Os 12 tradutores têm variados nomes. Acompanhei desde o início o lançamento e a linguagem dos referidos textos. São os seguintes os contos: O espelho, A sereníssima República, A Igreja do Diabo, A senhora do Galvão, Uma senhora, Dona Paula, Uns braços, O enfermeiro, Entre santos, A causa secreta, O caso da vara, Um apólogo.
Sem dúvida é boa a escolha dos contos, que provocam a sensação dada pelo jeito de um sorriso amarelo, o que então confrange a alma do leitor diante de uma linguagem tão expressiva e com graça, ao mesmo tempo sóbria e severa. A escolha leva em conta o fogo do desejo de leitura pelo público russo da classe média e da dos trabalhadores.

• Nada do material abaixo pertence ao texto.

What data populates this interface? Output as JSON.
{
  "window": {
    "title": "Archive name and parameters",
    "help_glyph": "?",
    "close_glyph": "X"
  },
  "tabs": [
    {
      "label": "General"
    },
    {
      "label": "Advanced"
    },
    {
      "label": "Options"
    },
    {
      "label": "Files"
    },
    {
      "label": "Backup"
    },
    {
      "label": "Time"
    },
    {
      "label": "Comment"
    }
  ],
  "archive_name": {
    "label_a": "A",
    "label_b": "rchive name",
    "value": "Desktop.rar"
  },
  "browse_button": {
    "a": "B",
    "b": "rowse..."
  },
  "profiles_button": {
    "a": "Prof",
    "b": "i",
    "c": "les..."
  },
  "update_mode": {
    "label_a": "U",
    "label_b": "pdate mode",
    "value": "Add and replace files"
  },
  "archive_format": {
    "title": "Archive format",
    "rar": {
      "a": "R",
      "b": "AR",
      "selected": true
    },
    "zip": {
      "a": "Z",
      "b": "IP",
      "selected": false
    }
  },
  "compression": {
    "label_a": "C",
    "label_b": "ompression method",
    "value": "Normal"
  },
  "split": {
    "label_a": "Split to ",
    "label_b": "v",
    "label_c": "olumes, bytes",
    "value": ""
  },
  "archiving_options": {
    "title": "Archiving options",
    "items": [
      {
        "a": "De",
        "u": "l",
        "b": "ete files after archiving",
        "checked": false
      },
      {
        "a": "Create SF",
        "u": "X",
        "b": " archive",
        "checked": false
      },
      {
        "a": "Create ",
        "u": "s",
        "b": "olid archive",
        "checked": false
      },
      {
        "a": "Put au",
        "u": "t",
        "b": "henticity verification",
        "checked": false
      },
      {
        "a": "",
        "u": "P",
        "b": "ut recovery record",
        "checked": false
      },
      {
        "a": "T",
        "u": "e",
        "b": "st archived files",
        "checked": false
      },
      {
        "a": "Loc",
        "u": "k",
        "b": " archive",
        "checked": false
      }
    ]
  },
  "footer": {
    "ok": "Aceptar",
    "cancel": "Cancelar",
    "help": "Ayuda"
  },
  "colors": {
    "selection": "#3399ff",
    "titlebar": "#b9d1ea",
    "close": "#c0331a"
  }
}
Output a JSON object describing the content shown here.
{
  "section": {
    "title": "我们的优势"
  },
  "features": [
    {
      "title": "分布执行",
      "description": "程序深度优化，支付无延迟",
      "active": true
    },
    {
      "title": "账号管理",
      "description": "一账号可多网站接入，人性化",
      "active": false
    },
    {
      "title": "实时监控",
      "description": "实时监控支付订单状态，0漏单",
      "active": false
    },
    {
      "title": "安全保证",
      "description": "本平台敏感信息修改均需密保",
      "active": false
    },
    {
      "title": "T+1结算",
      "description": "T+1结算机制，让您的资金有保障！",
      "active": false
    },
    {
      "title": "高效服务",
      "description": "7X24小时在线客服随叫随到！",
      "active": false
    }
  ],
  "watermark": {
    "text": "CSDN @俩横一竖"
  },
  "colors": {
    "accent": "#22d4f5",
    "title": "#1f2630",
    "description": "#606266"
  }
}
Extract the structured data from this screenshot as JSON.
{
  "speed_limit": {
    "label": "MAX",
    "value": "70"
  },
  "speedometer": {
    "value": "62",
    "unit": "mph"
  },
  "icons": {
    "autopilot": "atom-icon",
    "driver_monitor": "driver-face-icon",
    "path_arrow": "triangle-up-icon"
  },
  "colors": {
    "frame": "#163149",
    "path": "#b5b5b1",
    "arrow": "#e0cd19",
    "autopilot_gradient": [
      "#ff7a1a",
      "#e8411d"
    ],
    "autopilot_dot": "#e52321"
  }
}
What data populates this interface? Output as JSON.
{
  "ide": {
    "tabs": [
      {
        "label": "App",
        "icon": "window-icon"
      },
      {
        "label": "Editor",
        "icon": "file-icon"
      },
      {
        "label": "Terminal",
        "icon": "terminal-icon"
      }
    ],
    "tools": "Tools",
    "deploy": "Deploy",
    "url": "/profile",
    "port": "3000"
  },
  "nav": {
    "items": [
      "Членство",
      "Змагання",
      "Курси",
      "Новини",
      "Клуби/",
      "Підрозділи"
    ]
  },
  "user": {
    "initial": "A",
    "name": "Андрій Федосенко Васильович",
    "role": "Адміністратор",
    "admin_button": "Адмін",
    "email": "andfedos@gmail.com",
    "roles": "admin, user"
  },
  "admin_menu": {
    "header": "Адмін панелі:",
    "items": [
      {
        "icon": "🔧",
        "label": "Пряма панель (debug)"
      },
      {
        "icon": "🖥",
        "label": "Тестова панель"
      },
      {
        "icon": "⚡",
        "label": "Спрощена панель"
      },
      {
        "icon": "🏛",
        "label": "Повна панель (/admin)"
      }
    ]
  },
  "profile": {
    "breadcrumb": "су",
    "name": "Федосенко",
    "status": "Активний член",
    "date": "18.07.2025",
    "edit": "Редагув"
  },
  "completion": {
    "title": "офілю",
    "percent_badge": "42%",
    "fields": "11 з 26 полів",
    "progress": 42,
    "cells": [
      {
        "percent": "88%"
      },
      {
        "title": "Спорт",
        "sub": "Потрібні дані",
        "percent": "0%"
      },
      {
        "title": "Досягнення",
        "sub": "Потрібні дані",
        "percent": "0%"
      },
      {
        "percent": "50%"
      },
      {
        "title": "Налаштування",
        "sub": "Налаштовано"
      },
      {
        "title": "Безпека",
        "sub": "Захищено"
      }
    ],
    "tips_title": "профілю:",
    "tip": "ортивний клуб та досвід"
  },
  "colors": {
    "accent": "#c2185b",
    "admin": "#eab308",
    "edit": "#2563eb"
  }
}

É evidente que grandes autores franceses como Zola ou Proust são conhecidíssimos em todo o mundo. Por outro lado, assinale-se a diferença sensível entre esses textos franceses já traduzidos para o russo e o texto de um escritor totalmente desconhecido – digamos assim.
Se alguém tomar o elevador num hotel moscovita, ao sair para o corredor de acesso aos aposentos dos hóspedes logo deparauma senhora, em geral madura, aspecto matronal, com trajes especiais de hotelaria ou seu traje comum de sempre, a guardar as chaves do quarto quando o hóspede se ausenta de seus cômodos, e é mergulhado em literatura de ficção, russa e/ ou internacional. É da tradição russa essa instituição da senhora que provê a guarda e imunidade do compartimento de hotel. Encomendas, correio e outras coisas entregues na portaria do hotel são repassadas para a guarda administradora do andar, que confraterniza e estabelece simpática camaradagem com o hóspede e está sempre a ler livros – romances.
Adelto Gonçalves é doutor em literatura portuguesa pela Universidade de São Paulo. Em Portugal, apresentou dois livros fundamentais de sua autoria que o consagram como grande mestre de literatura portuguesa e brasileira, sobre Bocage e Gonzaga. Note-se que Adelto Gonçalves é brasileiro, escreveu em Santos obras monumentais. Estabeleceu uma verdadeira ponte de compreensão e ligação entre Brasil e Portugal, no campo da literatura luso-brasileira. Adverte que os contos de Machado de Assis, logicamente, devem ser lidos e entendidos no contexto da época em que foram escritos, e pouco dizem da sociedade moderna, na qual o Brasil entrou em grande fase de progresso, em todos os seus campos. A alma humana, está lá no seu lugar, firme e inabalável.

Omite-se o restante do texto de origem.